Support for working parents has been a growing topic across sports. The men’s and women’s national soccer teams bargained together for equal pay in 2022, and folded childcare into both their contracts. More NFL teams have invested in day care programs and family rooms, as well.
“Childcare isn’t a women’s issue only,” said Victoria Jackson, a sports historian and professor at Arizona State University. “Childcare is an every parent issue.”
Women athletes once faced a tough choice
Childcare has changed a lot for mothers in all professions. Sports, in particular, had a lot of catching up to do.
Bonnie Morris, a women’s sports historian and professor at UC Berkeley, told BI that sports were once considered harmful to women’s bodies.
“The problem in a lot of people’s minds is that women’s peak reproductive years are the same as her peak athletic years,” Morris said. “So there’s the idea that you have to make a choice.”
US Soccer Hall of Famer Joy Fawcett recalled her time as a new mother and professional athlete in the 1990s.
After giving birth to her first child, Fawcett returned to play less than eight weeks later. She traveled to Minnesota for the Olympic Sports Festival. The US Women’s National Team stayed in dorm rooms at a local college, but Fawcett was told her baby could not stay there. She couldn’t breastfeed on campus either.
“I’m there, and I don’t have a lot of money, and I’m like, shoot, ‘what am I going to do?'” Fawcett said. “Totally freaking out.”
Fawcett and her daughter stayed with a woman volunteering at the event who opened up her home to them. Over time, Fawcett figured out a system for her and her kids when she traveled for games.
But she still worried about keeping her spot on the national team.
“How do you stay in shape? How do I stay fit? There was no information out there, hardly,” Fawcett said. “I didn’t want to lose my spot. I knew I would have to earn it to stay on the team.”
The LPGA began offering childcare for its professional golfers in 1993, sponsored by Smuckers. Today, it’s still free for athletes to use. The childcare trailer travels to each tournament, set up with cribs and a play area stocked with toys in the exact same way each week to keep it consistent for the kids.
Golfer Stacy Lewis said she uses the tour’s childcare for her six-year-old daughter upward of nine hours a day, six days a week.
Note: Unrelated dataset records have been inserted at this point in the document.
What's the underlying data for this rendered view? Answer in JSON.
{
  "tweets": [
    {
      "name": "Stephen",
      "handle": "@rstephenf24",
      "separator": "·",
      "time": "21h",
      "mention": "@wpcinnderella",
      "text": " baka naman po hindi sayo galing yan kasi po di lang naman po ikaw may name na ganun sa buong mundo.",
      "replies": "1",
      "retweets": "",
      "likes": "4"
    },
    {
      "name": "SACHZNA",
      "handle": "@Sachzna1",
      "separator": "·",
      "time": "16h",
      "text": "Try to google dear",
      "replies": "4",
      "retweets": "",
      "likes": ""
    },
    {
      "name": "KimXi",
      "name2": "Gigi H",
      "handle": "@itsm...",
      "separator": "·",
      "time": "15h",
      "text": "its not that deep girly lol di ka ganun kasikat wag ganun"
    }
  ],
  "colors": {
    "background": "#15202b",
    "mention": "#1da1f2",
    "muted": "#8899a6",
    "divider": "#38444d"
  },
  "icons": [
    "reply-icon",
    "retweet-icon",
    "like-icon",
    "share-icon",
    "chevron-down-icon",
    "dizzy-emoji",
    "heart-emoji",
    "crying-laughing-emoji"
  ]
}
“It was important to me to have my daughter see what I do,” Lewis said. “She’s seen firsthand that it’s hard work.”
There are still challenges to being an athlete-mother
While leagues like Unrivaled have made strides in improving the childcare system, some athletes say there is more that can be done to support them.
At the collegiate level, the NCAA doesn’t formally offer any kind of childcare support, but some colleges and universities do for students. Others are filling the gaps. Sara Vaughn, a former collegiate athlete who juggled parenting her daughter while competing in track, founded the Vaughn Childcare Fund to provide financial assistance to parents so they can continue to go to school or play sports without having to worry about paying for childcare.
Some WNBA players, like Gray, also say the league’s $5,000 childcare stipend players negotiated for doesn’t go far enough.
“That’s usually eaten up in the first half of the summer,” Gray said. The league’s regular season typically runs from May to September.
Gray said Unrivaled offers a comparable stipend to the WNBA but provides game-day care on top of it, so the money seems to go further for its athletes.
The WNBA Players’ Association has already decided to opt out of its collective bargaining agreement, which ends with the 2025 season. There have been rumblings among players of a potential lockout over salaries.
Childcare could also be in the conversation.
“Luckily for me, I do have a wife who is able to be there when I am not, but what about those players that do not have somebody that can be there 24/7?” Gray said.
The WNBA did not respond to a request for comment from BI.